New research, led by the Centre of Phythophthora Science and Management at Murdoch University and Alcoa Australia, has found that clearing contaminated bushland of living hosts is the only way to eradicate the disease.
The eradication trials have been successfully carried out at Fitzgerald River National Park and Cape Riche in WA’s Great Southern Region.
Centre director Professor Giles Hardy says dieback is destroying Australia’s biological history.
“It’s a bit like the Louvre museum – imagine someone going in there with a flame thrower and taking every second painting out,” he said.
“Well, this is essentially what the pathogen is doing.”
The disease is an introduced pathogen that was first discovered in Australia in the 1970s.
Dieback is a soil-based fungus that travels through soil and groundwater.
The current method of management involves isolating an exclusion zone around contaminated areas in an attempt to contain the disease.
Professor Hardy says the successful eradication trials are very good news for Australian ecosystems affected by dieback.
“The pathogen has to have living hosts. You remove any living host, whether it is a resistant host or a susceptible host, for a period of time, it will die,” he said.

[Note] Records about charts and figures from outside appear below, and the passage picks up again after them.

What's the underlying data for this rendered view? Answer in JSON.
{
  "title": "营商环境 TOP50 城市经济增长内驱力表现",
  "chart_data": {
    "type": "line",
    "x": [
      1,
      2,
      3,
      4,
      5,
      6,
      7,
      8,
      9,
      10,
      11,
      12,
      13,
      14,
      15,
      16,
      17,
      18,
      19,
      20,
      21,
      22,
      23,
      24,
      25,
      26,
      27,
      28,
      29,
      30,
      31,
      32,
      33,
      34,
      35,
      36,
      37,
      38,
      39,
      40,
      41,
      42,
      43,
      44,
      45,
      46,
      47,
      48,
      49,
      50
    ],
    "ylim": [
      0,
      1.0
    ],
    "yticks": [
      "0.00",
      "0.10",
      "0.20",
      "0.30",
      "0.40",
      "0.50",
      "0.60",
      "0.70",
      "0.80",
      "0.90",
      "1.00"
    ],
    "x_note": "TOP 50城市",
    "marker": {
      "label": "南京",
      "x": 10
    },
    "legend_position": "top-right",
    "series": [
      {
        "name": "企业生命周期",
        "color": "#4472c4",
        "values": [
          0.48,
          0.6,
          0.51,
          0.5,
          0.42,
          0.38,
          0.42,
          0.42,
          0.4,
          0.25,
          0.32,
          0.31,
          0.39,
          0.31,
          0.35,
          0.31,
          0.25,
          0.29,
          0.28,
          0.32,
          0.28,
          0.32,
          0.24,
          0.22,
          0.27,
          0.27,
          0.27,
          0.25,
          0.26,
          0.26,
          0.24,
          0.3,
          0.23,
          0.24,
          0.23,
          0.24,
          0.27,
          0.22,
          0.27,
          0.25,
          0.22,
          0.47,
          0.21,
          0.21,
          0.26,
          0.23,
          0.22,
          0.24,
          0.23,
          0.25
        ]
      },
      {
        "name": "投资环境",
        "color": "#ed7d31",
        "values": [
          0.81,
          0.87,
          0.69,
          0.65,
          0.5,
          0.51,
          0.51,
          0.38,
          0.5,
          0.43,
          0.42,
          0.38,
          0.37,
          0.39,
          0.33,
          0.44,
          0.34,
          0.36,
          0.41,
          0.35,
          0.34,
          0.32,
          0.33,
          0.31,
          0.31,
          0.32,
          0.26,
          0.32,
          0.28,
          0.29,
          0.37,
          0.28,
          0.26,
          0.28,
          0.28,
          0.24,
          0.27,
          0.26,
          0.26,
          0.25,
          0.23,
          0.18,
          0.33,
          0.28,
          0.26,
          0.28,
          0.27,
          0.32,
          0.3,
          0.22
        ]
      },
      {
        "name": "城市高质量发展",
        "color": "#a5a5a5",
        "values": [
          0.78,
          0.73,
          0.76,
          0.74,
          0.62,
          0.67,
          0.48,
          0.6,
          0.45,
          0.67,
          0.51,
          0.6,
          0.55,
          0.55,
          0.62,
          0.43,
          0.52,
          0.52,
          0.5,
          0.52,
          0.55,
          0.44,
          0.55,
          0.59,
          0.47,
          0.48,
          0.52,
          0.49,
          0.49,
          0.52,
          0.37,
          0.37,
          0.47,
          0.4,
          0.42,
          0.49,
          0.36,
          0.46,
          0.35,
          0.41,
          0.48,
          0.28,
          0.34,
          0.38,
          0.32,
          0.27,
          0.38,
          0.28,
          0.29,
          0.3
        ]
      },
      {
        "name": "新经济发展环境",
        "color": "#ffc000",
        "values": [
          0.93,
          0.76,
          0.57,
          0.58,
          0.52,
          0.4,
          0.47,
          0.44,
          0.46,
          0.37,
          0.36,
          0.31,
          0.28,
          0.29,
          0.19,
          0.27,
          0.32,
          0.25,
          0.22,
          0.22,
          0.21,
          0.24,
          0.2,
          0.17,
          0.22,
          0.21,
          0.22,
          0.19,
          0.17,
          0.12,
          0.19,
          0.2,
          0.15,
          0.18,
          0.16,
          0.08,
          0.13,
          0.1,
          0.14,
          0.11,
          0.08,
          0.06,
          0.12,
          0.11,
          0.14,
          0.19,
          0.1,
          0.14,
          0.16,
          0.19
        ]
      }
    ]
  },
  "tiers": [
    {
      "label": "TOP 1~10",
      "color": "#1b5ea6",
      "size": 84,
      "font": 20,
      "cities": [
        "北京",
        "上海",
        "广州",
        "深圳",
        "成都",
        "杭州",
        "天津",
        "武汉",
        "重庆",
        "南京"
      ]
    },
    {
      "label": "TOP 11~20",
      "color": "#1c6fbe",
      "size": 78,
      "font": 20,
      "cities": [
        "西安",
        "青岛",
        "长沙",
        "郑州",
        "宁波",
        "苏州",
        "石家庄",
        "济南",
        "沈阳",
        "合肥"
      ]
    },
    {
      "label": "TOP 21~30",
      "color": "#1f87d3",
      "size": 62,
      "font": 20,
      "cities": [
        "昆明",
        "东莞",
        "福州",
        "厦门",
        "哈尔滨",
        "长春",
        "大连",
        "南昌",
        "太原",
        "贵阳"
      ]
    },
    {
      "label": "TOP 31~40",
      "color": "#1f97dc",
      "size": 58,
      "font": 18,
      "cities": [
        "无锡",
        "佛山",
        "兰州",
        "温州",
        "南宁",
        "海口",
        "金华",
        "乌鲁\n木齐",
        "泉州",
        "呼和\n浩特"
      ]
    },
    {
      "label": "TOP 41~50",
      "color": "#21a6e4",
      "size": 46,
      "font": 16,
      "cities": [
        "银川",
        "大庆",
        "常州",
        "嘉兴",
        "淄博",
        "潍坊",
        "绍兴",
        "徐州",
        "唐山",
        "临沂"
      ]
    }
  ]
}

“Once it has disappeared from that site, we can then restore, revegetate those sites.”
Professor Hardy says a chemical-free eradication method is good news.

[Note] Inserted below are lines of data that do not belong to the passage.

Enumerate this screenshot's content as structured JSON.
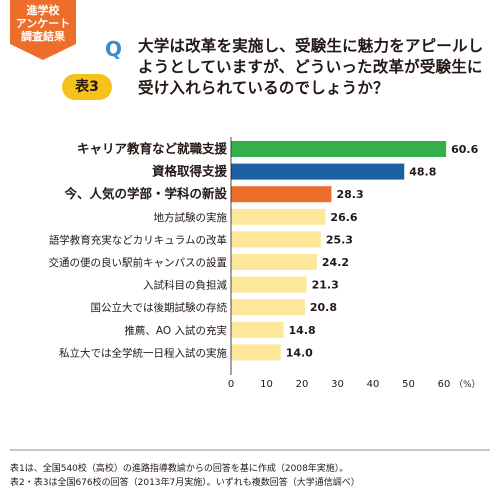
{
  "badge": {
    "lines": [
      "進学校",
      "アンケート",
      "調査結果"
    ]
  },
  "table_label": "表3",
  "question": {
    "mark": "Q",
    "text": "大学は改革を実施し、受験生に魅力をアピールしようとしていますが、どういった改革が受験生に受け入れられているのでしょうか？"
  },
  "colors": {
    "green": "#33b047",
    "blue": "#1d5fa3",
    "orange": "#ec6e2a",
    "yellow": "#fce79b",
    "badge": "#ec6e2a",
    "table": "#f5c21b",
    "q": "#3b8ccb"
  },
  "chart_data": {
    "type": "bar",
    "orientation": "horizontal",
    "categories": [
      "キャリア教育など就職支援",
      "資格取得支援",
      "今、人気の学部・学科の新設",
      "地方試験の実施",
      "語学教育充実などカリキュラムの改革",
      "交通の便の良い駅前キャンパスの設置",
      "入試科目の負担減",
      "国公立大では後期試験の存続",
      "推薦、AO 入試の充実",
      "私立大では全学統一日程入試の実施"
    ],
    "values": [
      60.6,
      48.8,
      28.3,
      26.6,
      25.3,
      24.2,
      21.3,
      20.8,
      14.8,
      14.0
    ],
    "value_labels": [
      "60.6",
      "48.8",
      "28.3",
      "26.6",
      "25.3",
      "24.2",
      "21.3",
      "20.8",
      "14.8",
      "14.0"
    ],
    "bar_colors": [
      "#33b047",
      "#1d5fa3",
      "#ec6e2a",
      "#fce79b",
      "#fce79b",
      "#fce79b",
      "#fce79b",
      "#fce79b",
      "#fce79b",
      "#fce79b"
    ],
    "bold": [
      true,
      true,
      true,
      false,
      false,
      false,
      false,
      false,
      false,
      false
    ],
    "xticks": [
      0,
      10,
      20,
      30,
      40,
      50,
      60
    ],
    "xunit": "（%）",
    "xlim": [
      0,
      60
    ],
    "grid": false
  },
  "footnotes": [
    "表1は、全国540校（高校）の進路指導教諭からの回答を基に作成（2008年実施）。",
    "表2・表3は全国676校の回答（2013年7月実施）。いずれも複数回答（大学通信調べ）"
  ]
}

“People have thought previously we’re going to need to use horrible chemicals, we’re going to need to ‘nuke’ a site,” he said.
“But we don’t need to do that. We can actually get rid of it quite sensitively.”
The Western Australian Department of Parks and Wildlife works to identify and contain dieback around the most severely affected section of Australia, WA’s South West.
Department manager of ecosystem health, Bob Hagan, says the disease has the potential to destroy the biodiversity of affected native bushland and agricultural crops.
Mr Hagan says it’s known to affect avocado, macadamia nuts and stone fruit.
He says the most damaging thing about dieback is that it simplifies the diversity of bushland, which impacts both plants and animals.
“Many of [susceptible] species are a significant part of the understory,” he said.
“They are a significant food source for many animals.”
The 13th annual Dieback Information Group conference is being held on July 18.